Es tritt auch ein orthostatisches Syndrom auf. Dies ist der Fall, wenn die Gefäße keine Zeit haben, auf menschliche Handlungen zu reagieren, beispielsweise wenn er sich abrupt von der Couch erhebt. In diesem Fall besteht die Möglichkeit, für kurze Zeit sogar das Bewusstsein zu verlieren. Dies macht sich insbesondere bei Herzkranken bemerkbar..

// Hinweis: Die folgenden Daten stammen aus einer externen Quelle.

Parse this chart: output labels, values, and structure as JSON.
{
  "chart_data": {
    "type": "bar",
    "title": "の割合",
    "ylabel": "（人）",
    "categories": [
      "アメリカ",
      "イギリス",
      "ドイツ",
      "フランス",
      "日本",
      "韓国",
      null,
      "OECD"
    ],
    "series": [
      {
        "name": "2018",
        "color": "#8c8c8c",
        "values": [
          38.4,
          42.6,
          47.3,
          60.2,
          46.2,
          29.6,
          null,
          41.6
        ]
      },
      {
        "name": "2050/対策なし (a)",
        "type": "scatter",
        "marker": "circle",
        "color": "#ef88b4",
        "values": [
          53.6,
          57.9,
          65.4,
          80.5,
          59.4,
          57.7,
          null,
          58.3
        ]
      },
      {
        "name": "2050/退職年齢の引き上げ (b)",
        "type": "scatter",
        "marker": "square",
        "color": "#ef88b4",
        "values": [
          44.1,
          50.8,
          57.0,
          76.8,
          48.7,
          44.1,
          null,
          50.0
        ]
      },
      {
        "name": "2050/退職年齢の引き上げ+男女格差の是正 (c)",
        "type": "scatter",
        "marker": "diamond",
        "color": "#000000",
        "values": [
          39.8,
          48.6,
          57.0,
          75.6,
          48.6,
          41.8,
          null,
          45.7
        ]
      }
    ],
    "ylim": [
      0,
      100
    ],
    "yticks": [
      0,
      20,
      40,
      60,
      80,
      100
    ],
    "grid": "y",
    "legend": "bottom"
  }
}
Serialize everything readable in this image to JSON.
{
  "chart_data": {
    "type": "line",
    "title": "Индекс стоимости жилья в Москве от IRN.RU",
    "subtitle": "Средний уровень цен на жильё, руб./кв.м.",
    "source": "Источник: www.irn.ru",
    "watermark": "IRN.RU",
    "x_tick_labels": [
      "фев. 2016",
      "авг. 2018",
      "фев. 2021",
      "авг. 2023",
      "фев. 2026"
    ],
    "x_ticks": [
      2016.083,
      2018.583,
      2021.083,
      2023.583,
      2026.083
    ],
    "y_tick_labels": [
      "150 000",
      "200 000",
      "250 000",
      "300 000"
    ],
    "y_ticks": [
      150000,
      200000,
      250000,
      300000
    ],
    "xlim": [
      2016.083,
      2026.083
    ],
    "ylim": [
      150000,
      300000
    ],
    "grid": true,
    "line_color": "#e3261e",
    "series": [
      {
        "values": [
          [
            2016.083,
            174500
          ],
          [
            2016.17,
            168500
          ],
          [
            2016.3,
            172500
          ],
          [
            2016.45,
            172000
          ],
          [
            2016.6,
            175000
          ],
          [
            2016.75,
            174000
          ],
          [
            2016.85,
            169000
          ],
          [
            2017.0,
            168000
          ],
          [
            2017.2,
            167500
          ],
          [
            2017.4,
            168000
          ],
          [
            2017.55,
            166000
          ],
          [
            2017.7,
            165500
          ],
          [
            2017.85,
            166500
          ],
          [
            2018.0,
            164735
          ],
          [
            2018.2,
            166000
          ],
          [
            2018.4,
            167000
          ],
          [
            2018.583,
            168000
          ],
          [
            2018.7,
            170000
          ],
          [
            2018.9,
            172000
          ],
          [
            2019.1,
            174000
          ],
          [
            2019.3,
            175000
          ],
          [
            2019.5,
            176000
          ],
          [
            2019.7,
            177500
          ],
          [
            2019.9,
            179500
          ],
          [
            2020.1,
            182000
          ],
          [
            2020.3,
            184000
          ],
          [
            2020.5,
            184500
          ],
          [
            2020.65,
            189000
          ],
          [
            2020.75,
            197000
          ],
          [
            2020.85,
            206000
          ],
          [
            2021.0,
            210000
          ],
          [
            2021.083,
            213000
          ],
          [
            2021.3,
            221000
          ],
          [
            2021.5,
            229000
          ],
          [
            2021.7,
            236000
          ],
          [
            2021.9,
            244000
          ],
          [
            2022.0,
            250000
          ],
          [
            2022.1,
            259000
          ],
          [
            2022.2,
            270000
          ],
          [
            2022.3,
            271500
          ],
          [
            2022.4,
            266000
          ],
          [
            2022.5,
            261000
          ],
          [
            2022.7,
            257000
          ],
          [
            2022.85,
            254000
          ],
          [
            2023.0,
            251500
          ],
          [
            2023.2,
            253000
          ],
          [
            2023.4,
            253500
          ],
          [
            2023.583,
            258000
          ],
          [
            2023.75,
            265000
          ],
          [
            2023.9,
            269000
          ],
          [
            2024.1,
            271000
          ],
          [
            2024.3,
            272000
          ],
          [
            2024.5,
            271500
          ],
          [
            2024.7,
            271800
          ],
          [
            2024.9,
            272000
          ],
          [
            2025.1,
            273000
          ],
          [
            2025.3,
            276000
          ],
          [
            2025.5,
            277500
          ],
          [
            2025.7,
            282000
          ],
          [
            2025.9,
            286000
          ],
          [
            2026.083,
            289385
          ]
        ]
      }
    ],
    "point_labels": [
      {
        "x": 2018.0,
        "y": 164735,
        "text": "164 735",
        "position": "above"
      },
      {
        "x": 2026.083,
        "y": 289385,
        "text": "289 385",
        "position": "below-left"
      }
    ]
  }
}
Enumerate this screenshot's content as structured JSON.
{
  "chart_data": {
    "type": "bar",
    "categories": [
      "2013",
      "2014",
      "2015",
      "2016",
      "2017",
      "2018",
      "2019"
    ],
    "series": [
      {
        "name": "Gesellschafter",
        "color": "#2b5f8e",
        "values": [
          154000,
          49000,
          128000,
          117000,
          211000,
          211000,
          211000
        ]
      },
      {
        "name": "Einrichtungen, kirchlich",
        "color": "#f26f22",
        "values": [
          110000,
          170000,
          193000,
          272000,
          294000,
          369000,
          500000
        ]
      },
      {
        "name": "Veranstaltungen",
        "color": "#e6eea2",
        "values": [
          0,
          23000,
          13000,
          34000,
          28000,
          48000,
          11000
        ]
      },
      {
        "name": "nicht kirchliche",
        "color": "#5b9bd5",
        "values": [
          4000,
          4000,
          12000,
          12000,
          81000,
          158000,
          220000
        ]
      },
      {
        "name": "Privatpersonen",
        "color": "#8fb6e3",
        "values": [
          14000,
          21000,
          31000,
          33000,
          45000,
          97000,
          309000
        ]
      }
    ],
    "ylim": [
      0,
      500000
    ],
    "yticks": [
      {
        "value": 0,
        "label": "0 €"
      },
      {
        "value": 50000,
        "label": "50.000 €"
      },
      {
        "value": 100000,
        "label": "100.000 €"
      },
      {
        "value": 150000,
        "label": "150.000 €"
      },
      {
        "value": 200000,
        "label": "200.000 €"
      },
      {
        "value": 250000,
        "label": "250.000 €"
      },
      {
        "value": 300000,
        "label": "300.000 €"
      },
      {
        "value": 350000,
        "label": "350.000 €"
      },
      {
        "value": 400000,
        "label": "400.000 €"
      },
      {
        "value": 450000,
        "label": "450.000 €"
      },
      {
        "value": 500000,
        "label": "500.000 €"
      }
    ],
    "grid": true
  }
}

Der Arzt kann "Hypertonie" diagnostizieren, wenn nach zwei Druckmessungen in unterschiedlichen Einstellungen der Systolikbereich innerhalb von 140 Millimetern Quecksilber und höher liegt.

Arten von Blutdruck

Der Prozess der Durchblutung im menschlichen Körper ist kontinuierlich. Der Blutdruck ist oben und unten. Es gibt Begriffe, die diese Konzepte bezeichnen. Der obere Druck wird auch als systolisch und arteriell bezeichnet, der untere als venös und diastolisch. Beide Arten von Druck sind gleichzeitig im Körper vorhanden. Der Unterschied zwischen Blutdruck und venösem Blutdruck beruht auf der Funktion des Herzens, dem Ausstoßen von Blut oder seiner Absorption.

Der Blutdruck wurde in der Antike untersucht. Der Einfluss der Kraft des Blutflusses auf den Körper ist enorm, und dies ist seit langem bekannt. Die Ärzte griffen bei verschiedenen Krankheiten auf Blutvergießen zurück, da festgestellt wurde, dass sich das Wohlbefinden des Patienten nach solchen Manipulationen verbesserte. im 18. Jahrhundert gelernt. Seitdem wurde ein solches Verfahren ständig modernisiert, und jetzt kann man mit Sicherheit sagen, dass es perfektioniert wurde.

Niedriger Blutdruck

Hypotonie (Hypotonie) ist eine Erkrankung, bei der der Blutdruck auf ein für eine Person spürbares Niveau abfällt und es zwei Arten gibt: akute und chronische.

Die akute Form der Hypotonie geht hauptsächlich mit einer Abnahme der Sauerstoffproduktion des Gehirns (Hypoxie) und einer Verschlechterung der Leistung der Hauptorgane der Person einher, was zu einem dringenden medizinischen Bedarf führt. Der Ernst der Lage wird in dieser Situation weniger durch den Blutdruck in den Gefäßen als vielmehr durch die Geschwindigkeit und das Ausmaß seines Abfalls bestimmt.

Eine akute arterielle Hypotonie äußert sich bei schwerem Blutvolumenmangel in den Gefäßen. Selbst aufgrund einer solchen Hypotonie kann es zu einer schweren Vergiftung mit Nitroglycerin, Alkohol, Betäubungsmitteln und beschleunigten Arzneimitteln wie Captopril, Clonidin und Nifedipin kommen. Und auch bei schwerer Infektion, Sepsis, Dehydration und großem Blutverlust.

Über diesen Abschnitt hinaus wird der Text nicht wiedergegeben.